# Lightroom question: When to convert to JPEG?



## Jon_Are (Sep 2, 2009)

I understand the whole 'Lightroom is non-destructive editing' concept. And I know that most (all?) new LR users are baffled that there is no Save function.

So, working with a series of RAW images, editing each one so it's just right...at this point do you save it as a JPEG?

I ask because I've seen many state that they only convert to JPEG at the time they are preparing to upload or email the image. Many RAW images, even after having been edited to perfection, may _never_ become JPEGS (I presume).

It seems to me that the keepers should be converted; leaving them in RAW makes them open to unintentional changes whenever you open the image in LR. I know you can go back and undo such changes, but it just seems that I'm leaving them in a vulnerable state - as if I accidentally bump a slider without realizing it.

I don't know, maybe my thought process is screwed up on this.

Any thoughts?

Jon


----------



## McNugget801 (Sep 2, 2009)

But if you bumped a slider you would see that change in image history, one click and the image right back to what it was when you imported.


----------



## Big Mike (Sep 2, 2009)

I only export to JPEG when I have a purpose for those JPEG files...like printing or uploading.  

I don't think you should be worried about 'bumping a slider'...unless you are an extremely clumsy computer user...or unless you have a tendency too drink & edit :roll:


----------



## mrodgers (Sep 2, 2009)

Can't the file be locked from editing in Lightroom?  I thought I remembered seeing that option.  Then if you did want to change something, it can be unlocked then changed.

Backup the database.  Every photo has an individual folder with the edits in it within the base database folder.  At any point you accidentally change something, you could copy the backup folder for that image back into the main database.  I think the individual folders are the same name as the image files, but I can't be positive.


----------



## Flash Harry (Sep 21, 2009)

Once I've edited a raw file. I save as a PSD, if I have more work to do, if not its saved in tiff format at full size, I only convert and save in jpeg for online, final print and cd storage when all is done n dusted. H


----------



## patrickt (Sep 21, 2009)

When you produce a JPEG you aren't converting. The original raw file remains unchanged. If, in the future, you want to try something different you can call up the raw file, reset the settings to default, and take another go at it.  I archive both raw files and JPEGs I deem worthy of saving.

At times, I'll dig out old raw files and use my newer, and improved, software to edit them with usually good results.


----------



## RyanLilly (Sep 23, 2009)

Big Mike said:


> I don't think you should be worried about 'bumping a slider'...unless you are an extremely clumsy computer user...or unless you have a tendency too drink & edit :roll:



Well I do drink and edit, but only on my own time and projects, not the client's.

I don't see any reason to go jpeg until the project is completed, and archived.


----------



## Flash Harry (Sep 23, 2009)

patrickt said:


> When you produce a JPEG you aren't converting.

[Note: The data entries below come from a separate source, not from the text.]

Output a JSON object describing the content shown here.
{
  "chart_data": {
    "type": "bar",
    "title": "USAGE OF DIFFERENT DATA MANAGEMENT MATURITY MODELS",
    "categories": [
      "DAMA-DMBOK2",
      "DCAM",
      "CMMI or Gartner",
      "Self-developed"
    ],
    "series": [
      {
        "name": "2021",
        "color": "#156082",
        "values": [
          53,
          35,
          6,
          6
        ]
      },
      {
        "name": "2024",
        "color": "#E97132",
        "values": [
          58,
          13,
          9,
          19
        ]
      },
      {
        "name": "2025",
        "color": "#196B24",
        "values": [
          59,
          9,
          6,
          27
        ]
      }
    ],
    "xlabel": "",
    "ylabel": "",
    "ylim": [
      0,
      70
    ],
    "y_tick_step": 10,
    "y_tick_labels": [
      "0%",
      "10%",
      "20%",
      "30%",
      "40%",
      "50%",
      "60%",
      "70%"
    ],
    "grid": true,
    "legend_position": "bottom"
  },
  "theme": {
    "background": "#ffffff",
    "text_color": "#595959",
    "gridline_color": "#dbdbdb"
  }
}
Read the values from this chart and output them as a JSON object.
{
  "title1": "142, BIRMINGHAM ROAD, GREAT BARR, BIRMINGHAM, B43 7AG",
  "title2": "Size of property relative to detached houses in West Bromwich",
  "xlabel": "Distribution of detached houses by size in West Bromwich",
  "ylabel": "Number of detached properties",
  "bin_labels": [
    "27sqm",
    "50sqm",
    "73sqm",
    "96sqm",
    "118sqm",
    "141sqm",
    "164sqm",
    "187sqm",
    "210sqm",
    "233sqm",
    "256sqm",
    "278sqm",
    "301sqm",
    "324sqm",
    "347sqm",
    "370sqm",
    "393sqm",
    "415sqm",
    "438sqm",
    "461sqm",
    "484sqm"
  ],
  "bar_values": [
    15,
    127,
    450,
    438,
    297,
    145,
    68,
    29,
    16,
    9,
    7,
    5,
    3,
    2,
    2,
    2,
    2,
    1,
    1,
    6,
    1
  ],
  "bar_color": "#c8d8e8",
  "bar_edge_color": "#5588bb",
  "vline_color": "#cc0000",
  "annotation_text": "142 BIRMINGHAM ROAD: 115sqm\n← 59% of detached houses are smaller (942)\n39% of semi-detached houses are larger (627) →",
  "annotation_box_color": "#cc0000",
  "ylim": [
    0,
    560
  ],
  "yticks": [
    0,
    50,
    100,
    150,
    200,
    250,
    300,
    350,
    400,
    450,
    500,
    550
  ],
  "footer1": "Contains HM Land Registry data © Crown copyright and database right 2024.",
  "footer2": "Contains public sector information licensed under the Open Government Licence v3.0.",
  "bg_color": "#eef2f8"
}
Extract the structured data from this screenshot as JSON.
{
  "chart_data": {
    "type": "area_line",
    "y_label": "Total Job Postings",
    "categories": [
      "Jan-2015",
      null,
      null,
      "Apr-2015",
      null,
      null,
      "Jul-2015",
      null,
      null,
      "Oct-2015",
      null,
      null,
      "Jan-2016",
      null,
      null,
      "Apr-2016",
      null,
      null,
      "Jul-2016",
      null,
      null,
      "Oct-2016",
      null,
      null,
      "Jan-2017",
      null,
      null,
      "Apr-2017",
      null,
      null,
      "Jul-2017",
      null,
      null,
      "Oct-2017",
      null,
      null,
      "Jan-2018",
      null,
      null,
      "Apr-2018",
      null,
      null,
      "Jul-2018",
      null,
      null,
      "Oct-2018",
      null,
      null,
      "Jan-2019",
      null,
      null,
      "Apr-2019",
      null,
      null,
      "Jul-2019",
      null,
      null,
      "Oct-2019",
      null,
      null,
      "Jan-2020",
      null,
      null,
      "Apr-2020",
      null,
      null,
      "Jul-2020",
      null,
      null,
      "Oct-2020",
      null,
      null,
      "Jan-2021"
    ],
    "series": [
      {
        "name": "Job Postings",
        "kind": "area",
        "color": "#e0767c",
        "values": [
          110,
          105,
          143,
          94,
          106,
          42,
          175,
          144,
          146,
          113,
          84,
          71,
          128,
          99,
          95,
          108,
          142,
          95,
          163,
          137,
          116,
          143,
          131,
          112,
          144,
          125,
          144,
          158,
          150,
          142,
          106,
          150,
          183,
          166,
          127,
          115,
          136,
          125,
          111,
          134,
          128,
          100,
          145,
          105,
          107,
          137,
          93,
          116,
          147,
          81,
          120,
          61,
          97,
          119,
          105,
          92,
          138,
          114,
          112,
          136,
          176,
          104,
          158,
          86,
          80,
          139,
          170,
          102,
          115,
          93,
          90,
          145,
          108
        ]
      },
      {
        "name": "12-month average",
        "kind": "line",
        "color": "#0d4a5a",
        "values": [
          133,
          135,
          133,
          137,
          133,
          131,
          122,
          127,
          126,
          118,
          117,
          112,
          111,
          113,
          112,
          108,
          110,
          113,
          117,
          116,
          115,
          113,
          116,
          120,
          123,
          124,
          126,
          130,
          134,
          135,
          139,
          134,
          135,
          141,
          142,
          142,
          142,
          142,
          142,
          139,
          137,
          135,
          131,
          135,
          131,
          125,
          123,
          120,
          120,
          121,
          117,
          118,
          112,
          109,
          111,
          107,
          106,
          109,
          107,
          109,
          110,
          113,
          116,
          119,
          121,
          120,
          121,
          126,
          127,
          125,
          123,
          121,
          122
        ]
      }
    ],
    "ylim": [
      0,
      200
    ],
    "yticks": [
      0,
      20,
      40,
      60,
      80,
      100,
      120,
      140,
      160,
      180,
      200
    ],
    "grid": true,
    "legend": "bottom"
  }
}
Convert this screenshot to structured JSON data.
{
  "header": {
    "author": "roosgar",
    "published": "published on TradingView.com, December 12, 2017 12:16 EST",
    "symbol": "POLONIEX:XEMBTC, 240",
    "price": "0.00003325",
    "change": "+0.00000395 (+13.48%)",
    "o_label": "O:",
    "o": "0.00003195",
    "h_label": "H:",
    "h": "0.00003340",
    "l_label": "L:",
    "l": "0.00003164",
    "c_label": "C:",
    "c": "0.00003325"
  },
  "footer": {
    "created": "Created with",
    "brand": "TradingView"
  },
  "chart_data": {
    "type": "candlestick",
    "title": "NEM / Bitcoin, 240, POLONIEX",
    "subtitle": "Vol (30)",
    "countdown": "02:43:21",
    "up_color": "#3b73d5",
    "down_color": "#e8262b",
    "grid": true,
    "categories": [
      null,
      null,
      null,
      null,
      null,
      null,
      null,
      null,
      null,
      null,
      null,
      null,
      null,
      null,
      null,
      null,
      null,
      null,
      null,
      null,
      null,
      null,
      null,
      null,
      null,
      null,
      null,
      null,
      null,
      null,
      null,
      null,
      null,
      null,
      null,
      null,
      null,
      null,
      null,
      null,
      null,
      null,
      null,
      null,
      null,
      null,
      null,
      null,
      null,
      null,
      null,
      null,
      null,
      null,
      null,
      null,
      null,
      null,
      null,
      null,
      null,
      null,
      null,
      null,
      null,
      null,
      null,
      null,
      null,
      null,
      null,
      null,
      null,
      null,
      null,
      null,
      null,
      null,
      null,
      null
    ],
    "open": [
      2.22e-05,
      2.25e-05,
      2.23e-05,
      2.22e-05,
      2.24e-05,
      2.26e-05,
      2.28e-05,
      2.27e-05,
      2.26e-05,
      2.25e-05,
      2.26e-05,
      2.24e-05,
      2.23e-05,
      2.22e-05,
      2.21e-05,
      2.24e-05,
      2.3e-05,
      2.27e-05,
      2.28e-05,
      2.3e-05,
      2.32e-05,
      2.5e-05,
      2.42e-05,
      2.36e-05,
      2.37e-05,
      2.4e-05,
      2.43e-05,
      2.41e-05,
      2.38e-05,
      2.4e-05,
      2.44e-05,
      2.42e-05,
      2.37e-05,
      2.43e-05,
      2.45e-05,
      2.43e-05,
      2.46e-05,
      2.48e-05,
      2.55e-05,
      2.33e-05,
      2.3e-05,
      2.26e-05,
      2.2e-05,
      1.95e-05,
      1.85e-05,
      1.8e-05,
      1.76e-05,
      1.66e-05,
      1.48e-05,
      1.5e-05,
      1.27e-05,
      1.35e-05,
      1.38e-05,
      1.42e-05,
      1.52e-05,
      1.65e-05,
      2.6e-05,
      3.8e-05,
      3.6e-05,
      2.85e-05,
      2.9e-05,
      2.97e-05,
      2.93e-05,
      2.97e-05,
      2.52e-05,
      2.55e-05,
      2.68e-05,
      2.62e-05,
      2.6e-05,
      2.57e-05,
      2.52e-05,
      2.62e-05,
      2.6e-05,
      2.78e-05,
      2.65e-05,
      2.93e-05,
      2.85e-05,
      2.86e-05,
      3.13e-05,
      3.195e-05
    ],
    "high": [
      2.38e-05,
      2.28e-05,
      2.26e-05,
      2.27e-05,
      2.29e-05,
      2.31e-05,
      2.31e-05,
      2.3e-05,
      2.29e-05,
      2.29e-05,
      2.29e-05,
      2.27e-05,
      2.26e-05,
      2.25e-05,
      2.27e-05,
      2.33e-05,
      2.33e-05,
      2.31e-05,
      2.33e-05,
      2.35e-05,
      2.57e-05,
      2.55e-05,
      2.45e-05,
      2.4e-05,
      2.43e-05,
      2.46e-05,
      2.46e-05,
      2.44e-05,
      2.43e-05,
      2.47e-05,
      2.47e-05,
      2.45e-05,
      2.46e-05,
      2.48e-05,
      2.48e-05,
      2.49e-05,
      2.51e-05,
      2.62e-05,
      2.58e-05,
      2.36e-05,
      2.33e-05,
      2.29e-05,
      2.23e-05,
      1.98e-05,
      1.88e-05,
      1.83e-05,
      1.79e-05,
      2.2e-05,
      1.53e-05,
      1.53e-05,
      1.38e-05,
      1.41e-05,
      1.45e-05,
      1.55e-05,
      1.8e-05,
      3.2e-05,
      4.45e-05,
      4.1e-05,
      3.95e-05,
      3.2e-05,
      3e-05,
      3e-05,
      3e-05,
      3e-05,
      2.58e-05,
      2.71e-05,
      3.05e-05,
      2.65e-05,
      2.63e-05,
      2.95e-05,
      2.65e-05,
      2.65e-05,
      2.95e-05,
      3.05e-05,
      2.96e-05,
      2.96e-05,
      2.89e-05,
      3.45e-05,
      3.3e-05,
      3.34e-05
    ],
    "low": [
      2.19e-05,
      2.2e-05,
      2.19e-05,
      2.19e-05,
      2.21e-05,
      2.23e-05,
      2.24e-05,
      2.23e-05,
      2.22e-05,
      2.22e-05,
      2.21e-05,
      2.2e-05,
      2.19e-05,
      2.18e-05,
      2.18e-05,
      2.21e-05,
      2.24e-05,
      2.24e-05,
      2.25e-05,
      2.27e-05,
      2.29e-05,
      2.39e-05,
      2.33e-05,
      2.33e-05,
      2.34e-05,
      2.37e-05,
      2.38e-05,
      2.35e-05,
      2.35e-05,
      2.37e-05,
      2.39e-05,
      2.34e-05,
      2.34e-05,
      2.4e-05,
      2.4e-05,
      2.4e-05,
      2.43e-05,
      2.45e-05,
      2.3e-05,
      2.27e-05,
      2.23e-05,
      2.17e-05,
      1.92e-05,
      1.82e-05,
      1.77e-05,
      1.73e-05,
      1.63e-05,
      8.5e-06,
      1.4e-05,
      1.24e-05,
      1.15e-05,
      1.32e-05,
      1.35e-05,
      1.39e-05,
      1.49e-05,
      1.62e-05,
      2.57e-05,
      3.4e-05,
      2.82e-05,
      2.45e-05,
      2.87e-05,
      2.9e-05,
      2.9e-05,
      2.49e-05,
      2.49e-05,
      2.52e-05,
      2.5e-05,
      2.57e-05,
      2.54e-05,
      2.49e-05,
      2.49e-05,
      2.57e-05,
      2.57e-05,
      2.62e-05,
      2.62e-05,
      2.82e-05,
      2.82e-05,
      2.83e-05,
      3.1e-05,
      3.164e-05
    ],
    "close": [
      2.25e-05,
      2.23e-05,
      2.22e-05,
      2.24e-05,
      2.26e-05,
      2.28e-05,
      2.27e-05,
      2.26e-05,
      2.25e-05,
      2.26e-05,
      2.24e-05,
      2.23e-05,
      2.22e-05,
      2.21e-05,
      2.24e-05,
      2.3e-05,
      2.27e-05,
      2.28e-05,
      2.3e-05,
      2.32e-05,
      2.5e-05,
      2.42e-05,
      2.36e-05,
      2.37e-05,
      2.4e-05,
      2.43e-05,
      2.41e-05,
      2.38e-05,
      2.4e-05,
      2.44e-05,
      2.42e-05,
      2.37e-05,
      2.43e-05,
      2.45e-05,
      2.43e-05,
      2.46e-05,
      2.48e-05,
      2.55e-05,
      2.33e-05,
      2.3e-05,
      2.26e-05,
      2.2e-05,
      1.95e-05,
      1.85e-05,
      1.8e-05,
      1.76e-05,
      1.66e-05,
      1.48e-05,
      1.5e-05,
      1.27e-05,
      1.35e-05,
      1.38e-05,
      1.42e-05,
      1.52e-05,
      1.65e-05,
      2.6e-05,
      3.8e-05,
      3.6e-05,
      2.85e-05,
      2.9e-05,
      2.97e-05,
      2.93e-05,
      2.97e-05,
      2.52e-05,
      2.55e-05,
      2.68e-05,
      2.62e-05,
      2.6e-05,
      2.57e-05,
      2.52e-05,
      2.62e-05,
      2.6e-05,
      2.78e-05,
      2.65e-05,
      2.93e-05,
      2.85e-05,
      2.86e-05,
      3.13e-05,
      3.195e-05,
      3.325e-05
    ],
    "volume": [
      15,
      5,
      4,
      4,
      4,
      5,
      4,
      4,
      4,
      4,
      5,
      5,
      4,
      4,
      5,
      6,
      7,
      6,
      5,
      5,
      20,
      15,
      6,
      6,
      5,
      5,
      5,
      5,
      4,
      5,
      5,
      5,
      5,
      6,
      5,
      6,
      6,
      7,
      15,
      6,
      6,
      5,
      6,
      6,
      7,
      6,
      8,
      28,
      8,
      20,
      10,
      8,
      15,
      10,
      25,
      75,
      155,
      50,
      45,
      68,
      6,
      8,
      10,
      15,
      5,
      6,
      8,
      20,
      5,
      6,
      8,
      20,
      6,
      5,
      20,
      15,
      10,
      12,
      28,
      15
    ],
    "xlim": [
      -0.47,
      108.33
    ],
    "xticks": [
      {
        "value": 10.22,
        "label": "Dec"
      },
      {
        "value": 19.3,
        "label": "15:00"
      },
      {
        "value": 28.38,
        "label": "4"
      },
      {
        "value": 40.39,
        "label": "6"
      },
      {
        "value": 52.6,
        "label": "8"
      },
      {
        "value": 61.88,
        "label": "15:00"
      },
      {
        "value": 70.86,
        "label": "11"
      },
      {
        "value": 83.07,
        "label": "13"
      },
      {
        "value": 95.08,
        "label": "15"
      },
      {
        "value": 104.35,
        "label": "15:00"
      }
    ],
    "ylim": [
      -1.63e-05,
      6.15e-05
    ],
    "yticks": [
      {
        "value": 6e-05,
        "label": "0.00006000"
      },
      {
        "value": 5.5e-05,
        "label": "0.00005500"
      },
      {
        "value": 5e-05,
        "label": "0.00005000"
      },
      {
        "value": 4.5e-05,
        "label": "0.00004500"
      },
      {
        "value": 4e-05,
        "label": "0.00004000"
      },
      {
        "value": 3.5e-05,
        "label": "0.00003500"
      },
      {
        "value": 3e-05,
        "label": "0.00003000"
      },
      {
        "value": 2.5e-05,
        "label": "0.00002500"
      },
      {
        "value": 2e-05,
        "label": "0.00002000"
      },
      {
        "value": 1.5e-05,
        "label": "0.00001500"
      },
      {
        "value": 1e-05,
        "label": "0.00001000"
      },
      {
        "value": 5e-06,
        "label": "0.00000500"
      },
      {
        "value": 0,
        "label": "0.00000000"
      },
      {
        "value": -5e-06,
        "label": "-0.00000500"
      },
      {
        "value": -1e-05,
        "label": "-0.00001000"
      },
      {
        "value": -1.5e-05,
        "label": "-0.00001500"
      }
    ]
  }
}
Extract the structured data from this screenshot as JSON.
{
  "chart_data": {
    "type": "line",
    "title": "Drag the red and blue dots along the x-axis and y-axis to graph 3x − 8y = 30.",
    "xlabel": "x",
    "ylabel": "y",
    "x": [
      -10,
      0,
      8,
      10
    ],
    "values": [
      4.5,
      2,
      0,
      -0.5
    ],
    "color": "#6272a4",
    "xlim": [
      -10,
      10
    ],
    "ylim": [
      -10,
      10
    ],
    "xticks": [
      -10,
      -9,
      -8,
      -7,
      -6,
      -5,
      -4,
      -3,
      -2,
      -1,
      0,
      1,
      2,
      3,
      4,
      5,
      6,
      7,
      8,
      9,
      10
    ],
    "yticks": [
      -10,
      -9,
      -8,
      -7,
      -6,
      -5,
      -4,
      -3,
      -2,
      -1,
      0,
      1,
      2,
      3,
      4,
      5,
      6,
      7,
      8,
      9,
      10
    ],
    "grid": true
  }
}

The original raw file remains unchanged. If, in the future, you want to try something different you can call up the raw file, reset the settings to default, and take another go at it.  I archive both raw files and JPEGs I deem worthy of saving.
> 
> At times, I'll dig out old raw files and use my newer, and improved, software to edit them with usually good results.



I don't use lightroom, convert was probably the wrong word, I meant I only "save" as jpeg when I'm done. The only jpegs I save in the HD are for the web, I save raw and tiff files for archive purposes also psd for future editing, if needed, I was merely pointing out that this file type being lossy/compressed is useful only as a last save or burn format, OK. H


----------